Так в чем же выражается эта требующая усердия, упорядоченная практика, которая — еще не tekhnе? Каким прави-

лам она подчиняется и какие требования выдвигает? Вопрос заключается в следующем: коль скоро мы имеем дело с двойст­венной природой слушания, у которого есть своя «патетическая» (pathetikos) сторона и своя «логическая» (logikos) функция, как сохранить эту последнюю и по возможности избежать вредных последствий пассивного восприятия? В конечном счете эта осмысленная практика слушания, прикладная прак­тика, должна привести к его очищению, усилению логической стороны слушания. Как добиваются чистоты логического слу­шания в практике себя? Главным образом, выполняя три условия. Первое это, конечно, молчание. Старое, дедовское, вековое, даже тысячелетнее правило практики себя, которое, как вы знаете, выдвинули и которого держались пифагорейцы. Тексты, в частности «Жизнь Пифагора» Порфирия,16 часто по­вторяют его. В пифагорейских общинах те, кто собирались стать их членами и готовились к вступлению, должны были молчать пять лет. Пять лет молчания, разумеется, не означали, что надо совсем умолкнуть на вес пять лет, но что во всех этих упражнениях, практиках обучения, дискуссиях и проч., всякий раз, когда дело касалось логоса как истинной речи, как только приступали к практикам и упражнениям в истинных речах, тот, кто был всего лишь новичком, не имел права говорить. Он дол­жен был слушать, только слушать, не перебивая, не вступая в разговор, не выражая своего мнения и, понятно, ничему не уча. Таким, на мой взгляд, был смысл этого знаменитого запрета го­ворить в течение пяти лет. С этой темой, в частности, подхва­ченной и развитой стоиками, вы снова встретитесь в текстах, о которых у нас речь, главным образом у Плутарха, Сенеки и др.,17 где она обретет более мягкий и более приспособленный к обыденной жизни вид. В частности, у Плутарха вы встретите целый ряд замечаний о пользе молчания.

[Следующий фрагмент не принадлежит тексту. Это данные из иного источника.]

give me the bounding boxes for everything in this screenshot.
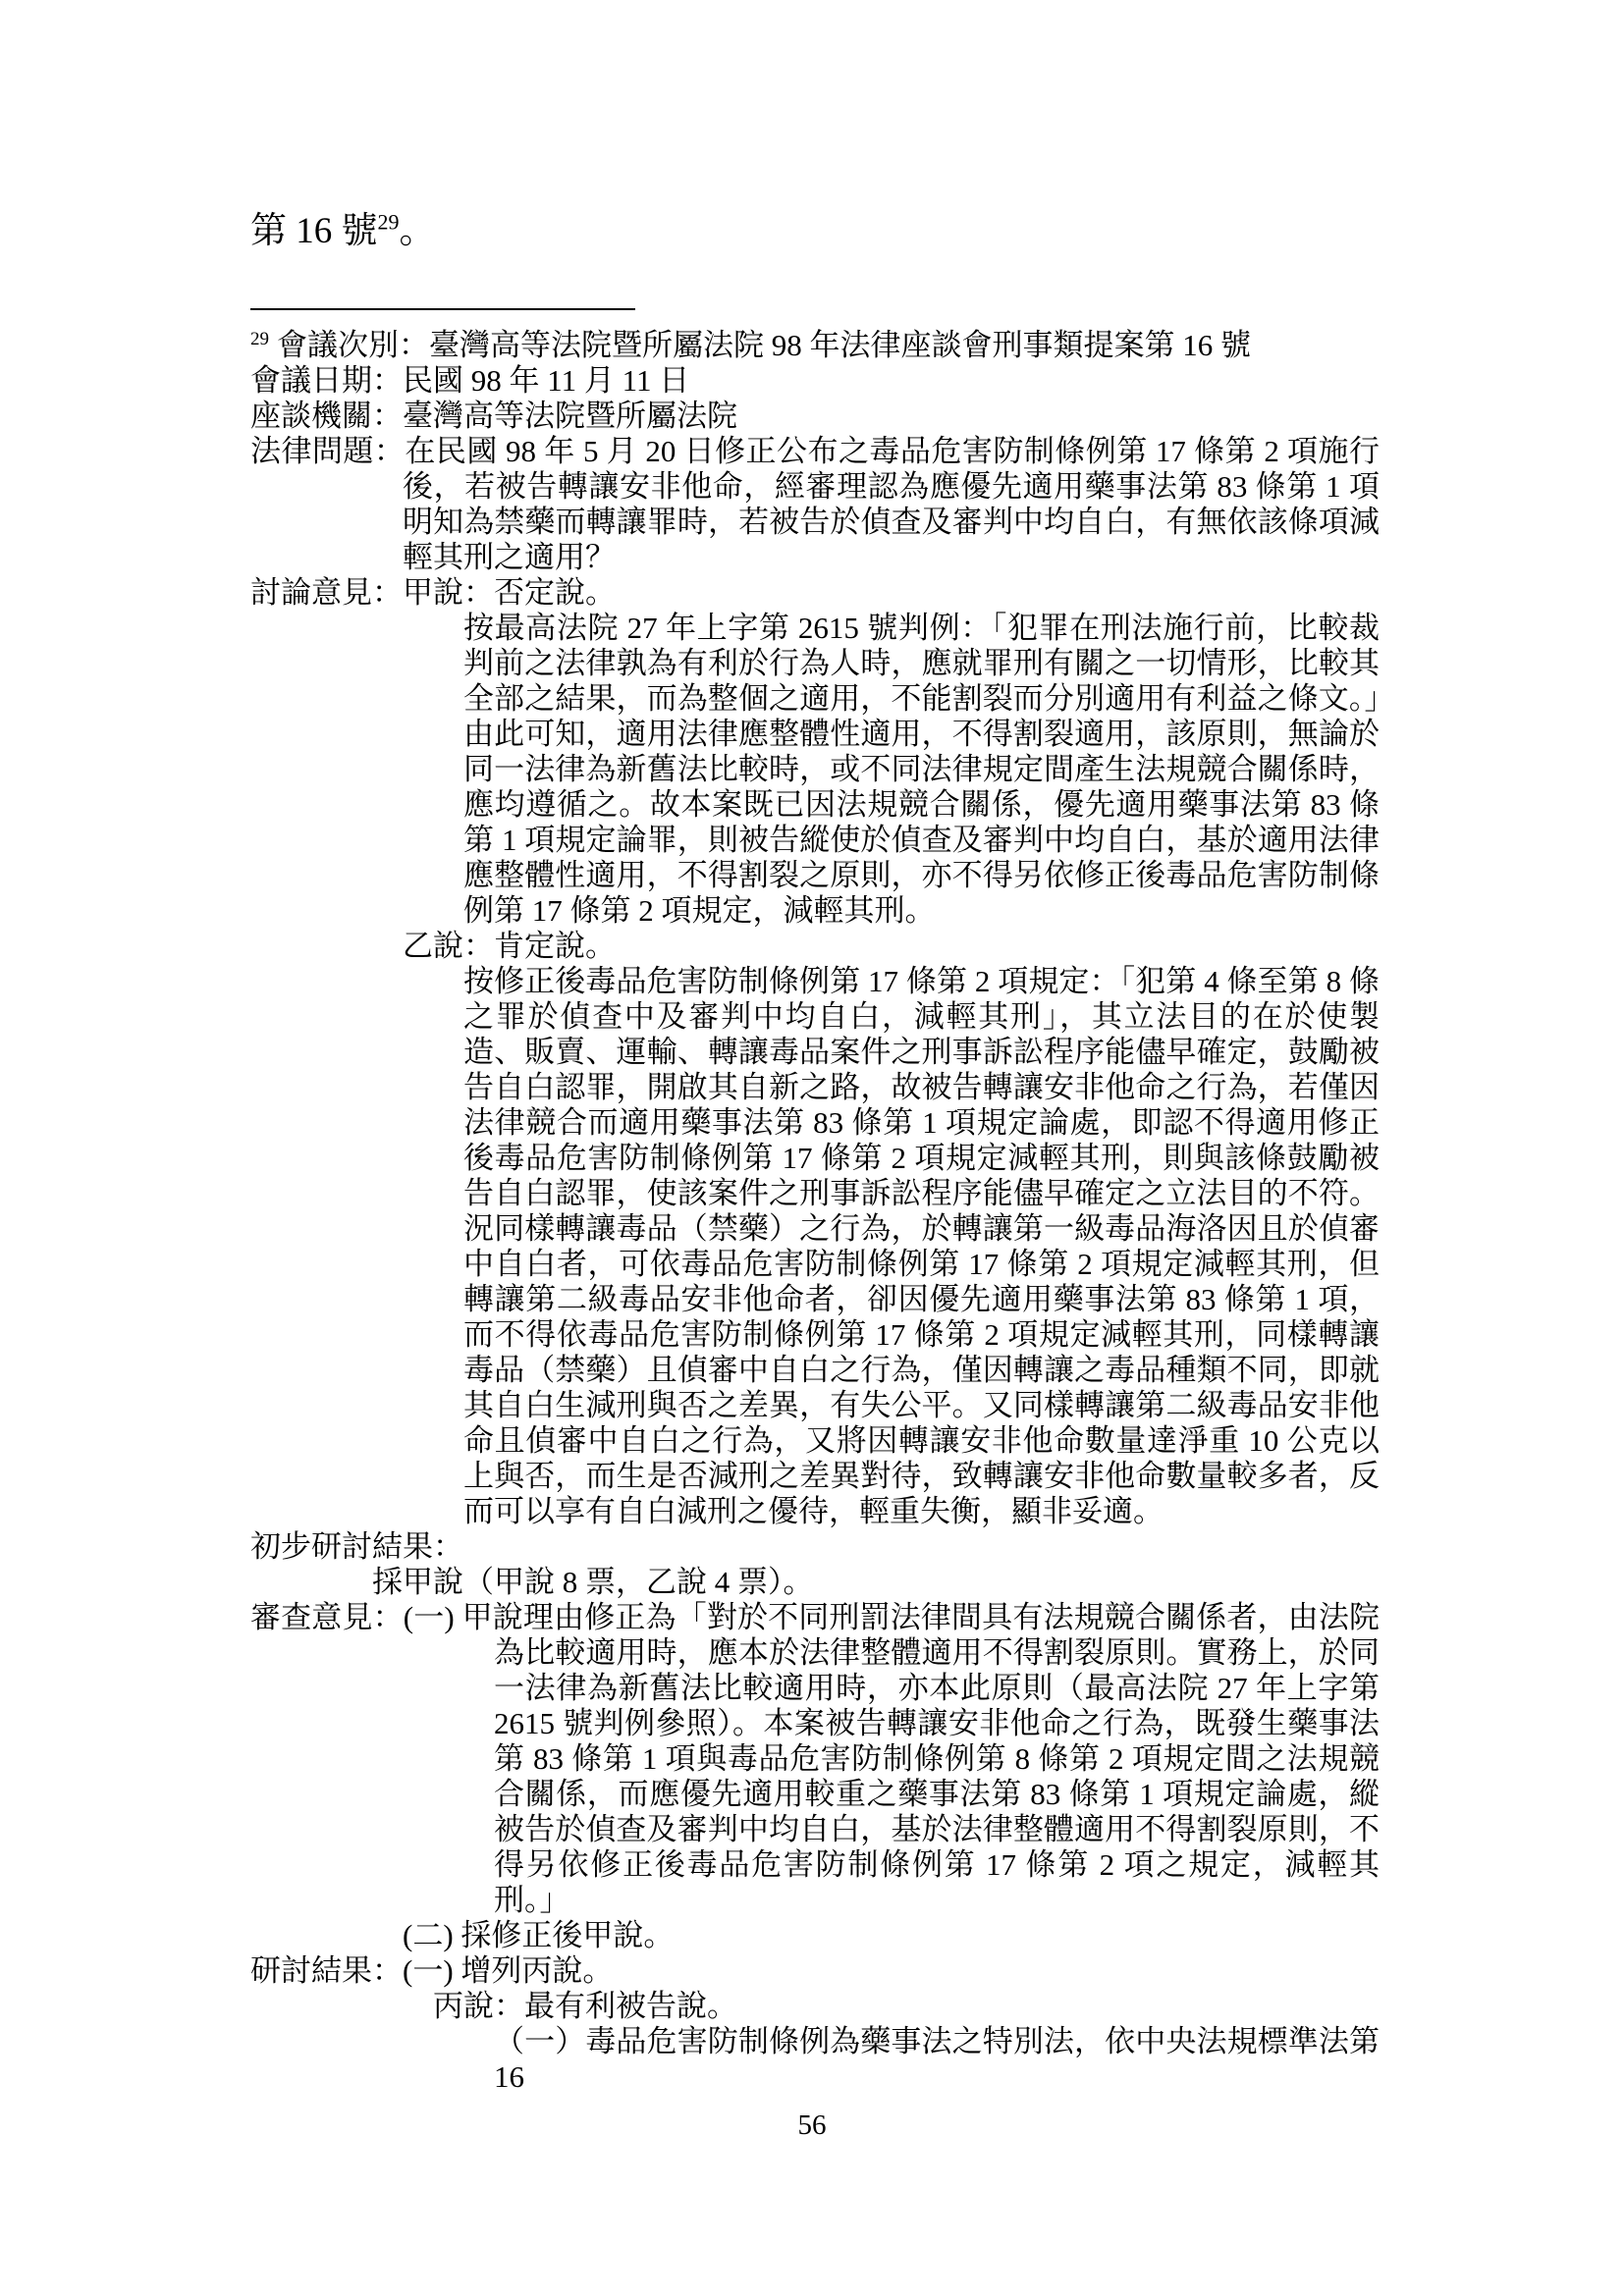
footnote-review-opinion-item1: 審查意見：(一) 甲說理由修正為「對於不同刑罰法律間具有法規競合關係者，由法院為比較適用時，應本於法律整體適用不得割裂原則。實務上，於同一法律為新舊法比較適用時，亦本此原則（最高法院 27 年上字第 2615 號判例參照）。本案被告轉讓安非他命之行為，既發生藥事法第 83 條第 1 項與毒品危害防制條例第 8 條第 2 項規定間之法規競合關係，而應優先適用較重之藥事法第 83 條第 1 項規定論處，縱被告於偵查及審判中均自白，基於法律整體適用不得割裂原則，不得另依修正後毒品危害防制條例第 17 條第 2 項之規定，減輕其刑。」	[250, 1600, 1380, 1917]
footnote-meeting-session-text: 會議次別：臺灣高等法院暨所屬法院 98 年法律座談會刑事類提案第 16 號	[277, 328, 1251, 362]
footnote-legal-issue: 法律問題：在民國 98 年 5 月 20 日修正公布之毒品危害防制條例第 17 條第 2 項施行後，若被告轉讓安非他命，經審理認為應優先適用藥事法第 83 條第 1 項明知為禁藥而轉讓罪時，若被告於偵查及審判中均自白，有無依該條項減輕其刑之適用？	[250, 434, 1380, 574]
footnote-opinion-a-body: 按最高法院 27 年上字第 2615 號判例：「犯罪在刑法施行前，比較裁判前之法律孰為有利於行為人時，應就罪刑有關之一切情形，比較其全部之結果，而為整個之適用，不能割裂而分別適用有利益之條文。」由此可知，適用法律應整體性適用，不得割裂適用，該原則，無論於同一法律為新舊法比較時，或不同法律規定間產生法規競合關係時，應均遵循之。故本案既已因法規競合關係，優先適用藥事法第 83 條第 1 項規定論罪，則被告縱使於偵查及審判中均自白，基於適用法律應整體性適用，不得割裂之原則，亦不得另依修正後毒品危害防制條例第 17 條第 2 項規定，減輕其刑。	[463, 611, 1380, 928]
footnote-opinion-b-body: 按修正後毒品危害防制條例第 17 條第 2 項規定：「犯第 4 條至第 8 條之罪於偵查中及審判中均自白，減輕其刑」，其立法目的在於使製造、販賣、運輸、轉讓毒品案件之刑事訴訟程序能儘早確定，鼓勵被告自白認罪，開啟其自新之路，故被告轉讓安非他命之行為，若僅因法律競合而適用藥事法第 83 條第 1 項規定論處，即認不得適用修正後毒品危害防制條例第 17 條第 2 項規定減輕其刑，則與該條鼓勵被告自白認罪，使該案件之刑事訴訟程序能儘早確定之立法目的不符。況同樣轉讓毒品（禁藥）之行為，於轉讓第一級毒品海洛因且於偵審中自白者，可依毒品危害防制條例第 17 條第 2 項規定減輕其刑，但轉讓第二級毒品安非他命者，卻因優先適用藥事法第 83 條第 1 項，而不得依毒品危害防制條例第 17 條第 2 項規定減輕其刑，同樣轉讓毒品（禁藥）且偵審中自白之行為，僅因轉讓之毒品種類不同，即就其自白生減刑與否之差異，有失公平。又同樣轉讓第二級毒品安非他命且偵審中自白之行為，又將因轉讓安非他命數量達淨重 10 公克以上與否，而生是否減刑之差異對待，致轉讓安非他命數量較多者，反而可以享有自白減刑之優待，輕重失衡，顯非妥適。	[463, 964, 1380, 1528]
page-content	[250, 0, 1380, 2095]
heading-text: 第 16 號	[250, 211, 378, 251]
footnote-review-opinion-item2: (二) 採修正後甲說。	[403, 1918, 675, 1952]
footnote-separator	[250, 308, 635, 310]
footnote-research-result: 研討結果：(一) 增列丙說。	[250, 1953, 614, 1988]
footnote-meeting-session	[250, 328, 1380, 363]
page-heading	[250, 210, 1380, 253]
footnote-preliminary-result-label: 初步研討結果：	[250, 1529, 463, 1564]
footnote-preliminary-result: 採甲說（甲說 8 票，乙說 4 票）。	[372, 1565, 814, 1599]
page-number: 56	[797, 2109, 827, 2141]
footnote-opinion-c-heading: 丙說：最有利被告說。	[433, 1989, 737, 2023]
footnote-forum-organizer: 座談機關：臺灣高等法院暨所屬法院	[250, 399, 737, 433]
footnote-opinion-c-body: （一）毒品危害防制條例為藥事法之特別法，依中央法規標準法第 16	[494, 2024, 1380, 2094]
footnote-marker: 29	[250, 328, 269, 349]
footnote-opinion-b-heading: 乙說：肯定說。	[403, 929, 616, 963]
footnote-29	[250, 328, 1380, 2095]
heading-period: 。	[399, 211, 436, 251]
heading-footnote-ref: 29	[377, 209, 400, 235]
footnote-discussion-opinion-a-heading: 討論意見：甲說：否定說。	[250, 575, 616, 610]
footnote-meeting-date: 會議日期：民國 98 年 11 月 11 日	[250, 363, 690, 398]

Они есть в трактате «Peri tou akouein», о котором я только что говорил, и также в другом трактате «О болтовне», представляющей собой, понят­но, прямую противоположность молчанию и первый порок, от которого надо избавляться тем, кто начинает изучать филосо­фию и делает первые шаги в ней. Для Плутарха обучение мол­чанию — один из главных элементов хорошего образования. В молчании, говорит он в трактате «О болтовне», есть что-то глубокое, тайное и избыточное.18 Ведь это боги научили людей

молчанию, а говорить выучили нас люди. И те юноши, которые получают поистине достойное, поистине царское воспитание, сначала учатся хранить молчание, а потом — говорить. Вся эта история умения молчать, соотнесенного с даром речи, сыграла, как вам известно, в эволюции духовности роль, о которой, ра­зумеется, стоит поговорить отдельно. Она также играла очень важную роль в системах образования. Положение о том, что дети должны до поры до времени не раскрывать рта, в наше время кажется странным, но не нужно забывать, что еще не­сколько десятилетий тому назад, во всяком случае перед вой­ной 1940 г., образование ребенка начиналось, по сути дела, с обучения молчанию.19 Мысль о том, что ребенок может сво­бодно разговаривать, была изгнана из образования в конце античности (греческой и римской), и такое положение сохра­нилось вплоть до наших дней. Итак, обучение молчанию. Но не об этом я хотел бы сейчас сказать, а о том, что для Плутарха молчание, эта наука богов, не только должно стать основным принципом воспитания человеческих существ, но что в тече­ние всей жизни следует подчинять себя требованию жесткой экономии слов. Надо воздерживаться от говорения, насколько это возможно. Молчать как можно больше — что это означает? Конечно, это означает, что не надо говорить, когда говорит ню-то другой. Но равным образом (и это, я думаю, важный пункт плутарховского текста о болтливости) надо, услышав что-то, прослушав урок, выслушав речь мудреца, чтение поэ­мы или повторение какого-нибудь изречения, окружить толь­ко что растаявшие звуки тишиной и увенчать только что услышанное молчанием. Не превращать то, что услышал, тот­час снова в речь. Нужно, строго говоря, удержать услышан­ное, т. е. «положить на хранение» и остеречься сразу же снова облекать в слова. И в шутку Плутарх говорит, что у болтуна есть серьезный физиологический изъян. У болтуна, говорит он ради смеха, ухо сообщается не с душой, а напрямую с языком.20 Так что — не успел ему кто-то что-то сказать, все тотчас у него на языке и, само собой, уже утрачено. Все то, что болтун воспринимает ухом, тотчас расходится, растекается в том, что он говорит, никак не воздействуя на душу. Болтун — это всегда пустой сосуд. И болтун не излечим, потому что от этой страсти к болтовне, как и от прочих страстей, есть только одно

лекарство — logos. Но в болтуне логос как раз и не задер­живается, он сразу же растекается в его собственных речах. Так что невозможно излечить болтуна, разве что ему самому захочется помолчать.21 Вы скажете, что все это не очень серьезно и не так уж важно. Но повторю, мне вес же кажется, и я попытаюсь вам это показать, что было бы интересно сравнить все эти речевые ограничения, налагаемые на новичков, с огра­ничениями, касающимися слушания, и слова, которые нам встретятся в христианской духовности, где молчание и речь со­прягаются совсем не так.2- Итак, если угодно, первое правило аскезы слушания нацелено на отделение того, что представ­ляет собой «патетическую» и чреватую опасностями сторо­ну слушания от его «логической» (logikos), позитивной сто­роны — молчания.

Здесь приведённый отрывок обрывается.